Last year the Energy Department finally submitted its 8,600-page license application to build the repository to the Nuclear Regulatory Commission, a critical step in the long journey to opening the facility. The NRC likely will take four years studying the scientific and safety issues before rendering a verdict.

In theory, Obama could withdraw the license application, which would go a long way to killing the -project. But not even the most ardent Yucca opponents think that will happen. Withdrawing the application would automatically place the federal government in full breach of its waste-retrieval obligations. Were that to happen, Washington would owe tens of billions of dollars in liabilities to commercial nuclear plant operators, yet would have us no closer to resolving the waste conundrum. That could stop the nuclear renaissance in its tracks, something for which Obama presumably does not want to be blamed.

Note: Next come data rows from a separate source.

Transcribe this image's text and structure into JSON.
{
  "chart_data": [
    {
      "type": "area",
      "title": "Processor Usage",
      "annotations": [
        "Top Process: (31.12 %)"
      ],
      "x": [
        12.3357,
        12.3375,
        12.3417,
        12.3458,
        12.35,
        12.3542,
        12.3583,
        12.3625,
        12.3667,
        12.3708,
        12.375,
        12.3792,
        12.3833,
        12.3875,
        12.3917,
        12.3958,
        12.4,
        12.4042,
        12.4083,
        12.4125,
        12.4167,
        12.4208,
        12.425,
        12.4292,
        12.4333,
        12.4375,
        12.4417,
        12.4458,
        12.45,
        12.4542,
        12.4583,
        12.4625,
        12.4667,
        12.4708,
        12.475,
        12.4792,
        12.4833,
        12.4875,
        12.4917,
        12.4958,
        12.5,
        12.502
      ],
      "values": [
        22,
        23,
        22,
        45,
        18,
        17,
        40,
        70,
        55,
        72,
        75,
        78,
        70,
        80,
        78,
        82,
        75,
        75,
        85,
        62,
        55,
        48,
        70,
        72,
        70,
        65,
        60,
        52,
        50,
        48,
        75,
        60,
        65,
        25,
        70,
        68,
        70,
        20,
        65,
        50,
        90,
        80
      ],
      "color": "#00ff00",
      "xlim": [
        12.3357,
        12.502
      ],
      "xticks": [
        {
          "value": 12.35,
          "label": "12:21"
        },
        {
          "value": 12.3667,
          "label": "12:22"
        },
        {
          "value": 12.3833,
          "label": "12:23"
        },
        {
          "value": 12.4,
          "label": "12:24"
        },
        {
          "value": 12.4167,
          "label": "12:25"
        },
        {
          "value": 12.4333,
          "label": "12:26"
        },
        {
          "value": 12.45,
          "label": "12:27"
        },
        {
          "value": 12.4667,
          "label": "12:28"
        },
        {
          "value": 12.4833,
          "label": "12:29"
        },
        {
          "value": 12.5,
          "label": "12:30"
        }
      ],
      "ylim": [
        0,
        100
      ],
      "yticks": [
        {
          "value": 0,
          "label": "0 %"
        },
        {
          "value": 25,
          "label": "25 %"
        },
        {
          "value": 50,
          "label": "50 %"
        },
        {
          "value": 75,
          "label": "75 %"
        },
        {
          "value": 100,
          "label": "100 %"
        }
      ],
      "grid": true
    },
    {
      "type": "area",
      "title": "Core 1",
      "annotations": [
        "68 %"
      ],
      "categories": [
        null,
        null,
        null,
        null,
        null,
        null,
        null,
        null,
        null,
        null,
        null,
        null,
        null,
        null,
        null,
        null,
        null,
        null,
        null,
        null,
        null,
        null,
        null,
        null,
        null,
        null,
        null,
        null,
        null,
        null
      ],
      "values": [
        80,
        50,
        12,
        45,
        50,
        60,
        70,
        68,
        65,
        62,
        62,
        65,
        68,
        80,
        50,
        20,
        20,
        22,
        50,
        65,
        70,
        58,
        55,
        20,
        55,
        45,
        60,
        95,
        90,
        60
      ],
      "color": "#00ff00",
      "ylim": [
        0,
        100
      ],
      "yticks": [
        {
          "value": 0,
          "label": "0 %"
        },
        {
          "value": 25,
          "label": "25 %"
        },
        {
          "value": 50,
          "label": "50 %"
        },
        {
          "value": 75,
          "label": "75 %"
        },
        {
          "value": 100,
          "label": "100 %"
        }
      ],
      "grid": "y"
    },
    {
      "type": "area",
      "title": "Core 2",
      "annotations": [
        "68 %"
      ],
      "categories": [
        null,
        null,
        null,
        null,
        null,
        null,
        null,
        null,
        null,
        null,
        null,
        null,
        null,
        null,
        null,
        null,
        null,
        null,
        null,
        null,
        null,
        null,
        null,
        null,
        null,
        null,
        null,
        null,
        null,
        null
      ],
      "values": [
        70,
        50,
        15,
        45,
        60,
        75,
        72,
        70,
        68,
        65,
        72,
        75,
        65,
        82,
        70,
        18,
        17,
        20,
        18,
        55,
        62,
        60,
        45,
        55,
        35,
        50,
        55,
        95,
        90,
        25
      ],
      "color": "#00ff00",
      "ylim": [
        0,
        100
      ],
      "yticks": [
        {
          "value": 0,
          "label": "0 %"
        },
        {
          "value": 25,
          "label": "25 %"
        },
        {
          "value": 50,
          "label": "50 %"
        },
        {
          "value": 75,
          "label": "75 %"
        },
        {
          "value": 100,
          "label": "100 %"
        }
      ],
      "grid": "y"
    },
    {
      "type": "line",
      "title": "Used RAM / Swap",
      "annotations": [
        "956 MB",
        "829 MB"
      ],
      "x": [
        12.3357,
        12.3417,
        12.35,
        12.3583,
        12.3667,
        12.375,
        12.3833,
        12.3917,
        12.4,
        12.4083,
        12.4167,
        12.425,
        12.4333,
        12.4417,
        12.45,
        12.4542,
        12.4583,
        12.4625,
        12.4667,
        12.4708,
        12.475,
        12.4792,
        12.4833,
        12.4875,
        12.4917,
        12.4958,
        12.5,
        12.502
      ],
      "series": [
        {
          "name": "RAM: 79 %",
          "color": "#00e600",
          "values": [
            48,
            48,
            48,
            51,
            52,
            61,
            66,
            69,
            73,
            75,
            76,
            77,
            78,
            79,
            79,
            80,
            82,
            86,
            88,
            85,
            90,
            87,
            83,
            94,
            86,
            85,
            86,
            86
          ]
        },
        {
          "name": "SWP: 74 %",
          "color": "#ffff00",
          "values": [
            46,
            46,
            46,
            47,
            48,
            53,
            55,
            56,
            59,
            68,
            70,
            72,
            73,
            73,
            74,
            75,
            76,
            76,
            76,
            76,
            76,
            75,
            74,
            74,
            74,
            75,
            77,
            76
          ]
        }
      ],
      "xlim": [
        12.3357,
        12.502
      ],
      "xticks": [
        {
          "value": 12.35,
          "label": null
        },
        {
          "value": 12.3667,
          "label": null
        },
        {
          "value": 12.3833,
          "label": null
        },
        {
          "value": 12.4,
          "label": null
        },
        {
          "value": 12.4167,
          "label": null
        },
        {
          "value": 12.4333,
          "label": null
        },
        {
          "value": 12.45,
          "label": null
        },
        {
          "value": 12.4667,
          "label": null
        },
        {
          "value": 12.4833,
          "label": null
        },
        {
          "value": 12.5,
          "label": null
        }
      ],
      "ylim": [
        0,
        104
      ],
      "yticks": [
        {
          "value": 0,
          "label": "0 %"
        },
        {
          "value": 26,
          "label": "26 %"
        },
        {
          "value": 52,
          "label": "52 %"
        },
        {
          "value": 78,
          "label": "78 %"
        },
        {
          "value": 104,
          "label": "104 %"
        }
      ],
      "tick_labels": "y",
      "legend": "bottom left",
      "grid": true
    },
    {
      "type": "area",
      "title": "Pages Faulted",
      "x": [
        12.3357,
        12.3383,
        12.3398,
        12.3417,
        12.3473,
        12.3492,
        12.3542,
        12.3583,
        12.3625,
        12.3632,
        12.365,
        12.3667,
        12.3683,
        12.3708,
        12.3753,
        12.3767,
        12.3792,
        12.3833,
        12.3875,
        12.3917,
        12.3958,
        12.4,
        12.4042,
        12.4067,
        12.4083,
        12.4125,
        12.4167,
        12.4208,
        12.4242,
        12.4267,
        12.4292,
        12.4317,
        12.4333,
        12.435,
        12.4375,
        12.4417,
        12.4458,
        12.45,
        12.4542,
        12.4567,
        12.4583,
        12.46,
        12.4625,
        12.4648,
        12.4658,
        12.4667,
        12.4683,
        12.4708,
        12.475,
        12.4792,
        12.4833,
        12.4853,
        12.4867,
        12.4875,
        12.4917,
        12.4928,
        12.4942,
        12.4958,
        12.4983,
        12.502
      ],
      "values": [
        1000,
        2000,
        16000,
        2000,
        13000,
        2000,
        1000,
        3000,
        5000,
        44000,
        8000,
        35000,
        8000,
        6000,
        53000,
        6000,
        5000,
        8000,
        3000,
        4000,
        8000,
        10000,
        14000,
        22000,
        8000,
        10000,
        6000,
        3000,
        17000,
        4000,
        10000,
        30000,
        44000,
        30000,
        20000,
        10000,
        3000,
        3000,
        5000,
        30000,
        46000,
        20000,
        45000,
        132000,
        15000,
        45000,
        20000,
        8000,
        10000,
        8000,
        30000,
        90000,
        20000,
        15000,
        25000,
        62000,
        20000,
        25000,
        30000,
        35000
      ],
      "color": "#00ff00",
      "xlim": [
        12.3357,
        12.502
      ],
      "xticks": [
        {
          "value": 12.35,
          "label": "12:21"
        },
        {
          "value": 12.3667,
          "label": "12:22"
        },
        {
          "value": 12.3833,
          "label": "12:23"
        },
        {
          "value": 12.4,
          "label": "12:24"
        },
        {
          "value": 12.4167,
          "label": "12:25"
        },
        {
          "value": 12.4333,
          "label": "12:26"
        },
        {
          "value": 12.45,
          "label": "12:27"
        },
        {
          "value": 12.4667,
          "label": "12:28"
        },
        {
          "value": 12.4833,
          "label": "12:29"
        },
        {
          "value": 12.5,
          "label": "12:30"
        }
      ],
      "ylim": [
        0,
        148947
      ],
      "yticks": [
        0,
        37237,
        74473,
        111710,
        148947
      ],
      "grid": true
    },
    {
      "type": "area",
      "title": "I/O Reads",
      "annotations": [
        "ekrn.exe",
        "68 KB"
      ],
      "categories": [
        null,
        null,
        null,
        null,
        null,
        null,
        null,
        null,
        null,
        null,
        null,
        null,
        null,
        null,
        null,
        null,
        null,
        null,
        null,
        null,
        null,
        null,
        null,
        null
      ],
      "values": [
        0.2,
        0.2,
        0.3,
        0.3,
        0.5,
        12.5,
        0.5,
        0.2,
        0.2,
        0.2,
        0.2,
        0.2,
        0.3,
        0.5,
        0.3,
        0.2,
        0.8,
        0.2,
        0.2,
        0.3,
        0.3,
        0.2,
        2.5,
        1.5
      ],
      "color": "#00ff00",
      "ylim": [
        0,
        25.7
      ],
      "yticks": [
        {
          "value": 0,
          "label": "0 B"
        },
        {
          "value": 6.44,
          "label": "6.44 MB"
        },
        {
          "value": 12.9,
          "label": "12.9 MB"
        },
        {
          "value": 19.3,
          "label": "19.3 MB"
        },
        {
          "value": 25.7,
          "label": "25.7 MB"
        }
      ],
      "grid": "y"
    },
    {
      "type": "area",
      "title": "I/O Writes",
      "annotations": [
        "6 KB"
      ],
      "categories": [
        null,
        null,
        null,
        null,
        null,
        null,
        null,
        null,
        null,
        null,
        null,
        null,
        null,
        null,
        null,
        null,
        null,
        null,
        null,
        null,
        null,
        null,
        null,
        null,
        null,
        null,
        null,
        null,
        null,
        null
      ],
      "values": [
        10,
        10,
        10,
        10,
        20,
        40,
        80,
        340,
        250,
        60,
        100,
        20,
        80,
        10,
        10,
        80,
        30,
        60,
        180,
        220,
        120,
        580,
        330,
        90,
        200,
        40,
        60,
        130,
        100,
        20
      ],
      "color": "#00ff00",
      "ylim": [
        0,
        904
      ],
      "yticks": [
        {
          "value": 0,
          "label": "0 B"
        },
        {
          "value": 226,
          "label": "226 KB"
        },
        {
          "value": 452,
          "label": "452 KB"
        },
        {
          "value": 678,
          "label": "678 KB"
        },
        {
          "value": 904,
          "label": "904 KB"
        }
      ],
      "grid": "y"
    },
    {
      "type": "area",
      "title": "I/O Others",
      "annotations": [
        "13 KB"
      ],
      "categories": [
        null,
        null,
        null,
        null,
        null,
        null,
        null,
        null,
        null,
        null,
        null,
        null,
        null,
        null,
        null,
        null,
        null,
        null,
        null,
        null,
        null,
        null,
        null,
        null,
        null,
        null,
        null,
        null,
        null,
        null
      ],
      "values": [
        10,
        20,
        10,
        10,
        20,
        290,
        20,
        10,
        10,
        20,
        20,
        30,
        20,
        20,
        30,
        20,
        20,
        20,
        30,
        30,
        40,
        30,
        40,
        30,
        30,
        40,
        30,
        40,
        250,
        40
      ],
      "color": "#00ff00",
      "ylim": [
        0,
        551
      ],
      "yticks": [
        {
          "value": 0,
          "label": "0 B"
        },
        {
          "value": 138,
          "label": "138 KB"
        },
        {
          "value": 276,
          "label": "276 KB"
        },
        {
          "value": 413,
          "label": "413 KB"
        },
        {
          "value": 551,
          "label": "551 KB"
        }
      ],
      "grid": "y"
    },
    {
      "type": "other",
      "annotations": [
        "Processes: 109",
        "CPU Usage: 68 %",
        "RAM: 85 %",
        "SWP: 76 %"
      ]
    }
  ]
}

President Obama's best bet is to ignore Harry Reid and refrain from making any significant decision about Yucca Mountain until the NRC rules on the project's scientific merits and safety concerns. Democrats have spent the last eight years charging the Bush administration with politicizing science. What would it say about Obama's inaugural address pledge to "restore science to its rightful place" if he were to disregard the scientific assessment of the NRC's technical experts in favor of the political pleadings of a lawyer from Searchlight?